漱石をして「その薄命と無残の最後に同情の涙を濺がぬ者はあるまい」と書かしめた九日間の女王を見に、上野の美術館へ行きました。その日もやはり濡れた傘を携えていました。私が人に会うと雨が降るようです。
目当ての展示品たちは常に分厚い人混みを隔てたところにありました。作品解説の文字がときおりつぶれて見え、また目を悪くしたのかと焦りました。サロメも夢魔の下に横たわる女性も、そばに寄れなかった絵画のかわりに、売店のポストカードやスカーフからその表情を見知ったのでした。触れんばかりに近づいて本物に見とれる贅沢は許されませんでしたが、行儀のよい行列と人いきれと、眼前の光景にとらわれた無数の横顔と、他人のヘッドホンから漏れてくる吉田羊の語りと、すべてがかけがえのないゆたかな生身の体験として記憶に残っています。

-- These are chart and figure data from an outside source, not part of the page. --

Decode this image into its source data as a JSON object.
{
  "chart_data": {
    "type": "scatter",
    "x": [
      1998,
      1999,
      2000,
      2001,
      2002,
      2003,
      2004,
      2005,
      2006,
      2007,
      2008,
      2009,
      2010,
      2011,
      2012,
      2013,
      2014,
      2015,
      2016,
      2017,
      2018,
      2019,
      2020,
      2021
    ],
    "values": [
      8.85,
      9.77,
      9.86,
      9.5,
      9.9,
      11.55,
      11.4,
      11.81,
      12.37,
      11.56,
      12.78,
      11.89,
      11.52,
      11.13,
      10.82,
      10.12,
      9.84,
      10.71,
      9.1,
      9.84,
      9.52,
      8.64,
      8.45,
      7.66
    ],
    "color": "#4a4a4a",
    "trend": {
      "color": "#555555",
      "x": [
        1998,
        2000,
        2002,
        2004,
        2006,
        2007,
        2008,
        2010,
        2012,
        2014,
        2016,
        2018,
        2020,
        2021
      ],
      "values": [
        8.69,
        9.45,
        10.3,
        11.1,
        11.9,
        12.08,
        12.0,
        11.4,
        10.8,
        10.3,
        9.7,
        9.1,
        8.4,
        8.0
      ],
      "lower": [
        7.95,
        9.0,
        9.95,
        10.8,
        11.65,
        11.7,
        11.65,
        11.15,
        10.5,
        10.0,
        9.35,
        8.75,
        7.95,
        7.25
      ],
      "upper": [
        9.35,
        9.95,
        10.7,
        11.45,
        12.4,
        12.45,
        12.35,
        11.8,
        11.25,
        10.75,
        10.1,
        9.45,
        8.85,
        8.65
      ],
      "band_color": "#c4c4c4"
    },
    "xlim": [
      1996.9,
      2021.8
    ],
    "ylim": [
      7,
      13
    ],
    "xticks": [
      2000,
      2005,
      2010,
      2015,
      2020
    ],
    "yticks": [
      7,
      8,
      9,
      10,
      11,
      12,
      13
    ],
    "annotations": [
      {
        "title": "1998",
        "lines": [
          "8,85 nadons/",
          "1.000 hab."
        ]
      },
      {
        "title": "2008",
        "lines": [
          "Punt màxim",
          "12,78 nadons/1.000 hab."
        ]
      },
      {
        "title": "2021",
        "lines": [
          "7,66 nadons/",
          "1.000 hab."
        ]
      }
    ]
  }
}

「怖い絵」より怖かったのは中野京子氏による解説文です。接続や句読点の位置にひっかかりを覚えながらも、ほとばしる情熱に押されて読みきってしまう、そんな力がこもっていました。文法上の禁則に、作品への愛が打ち勝って突き進んでゆくようでした。私はあれらを、こころひそかに狂気のラブレターと呼んでいます。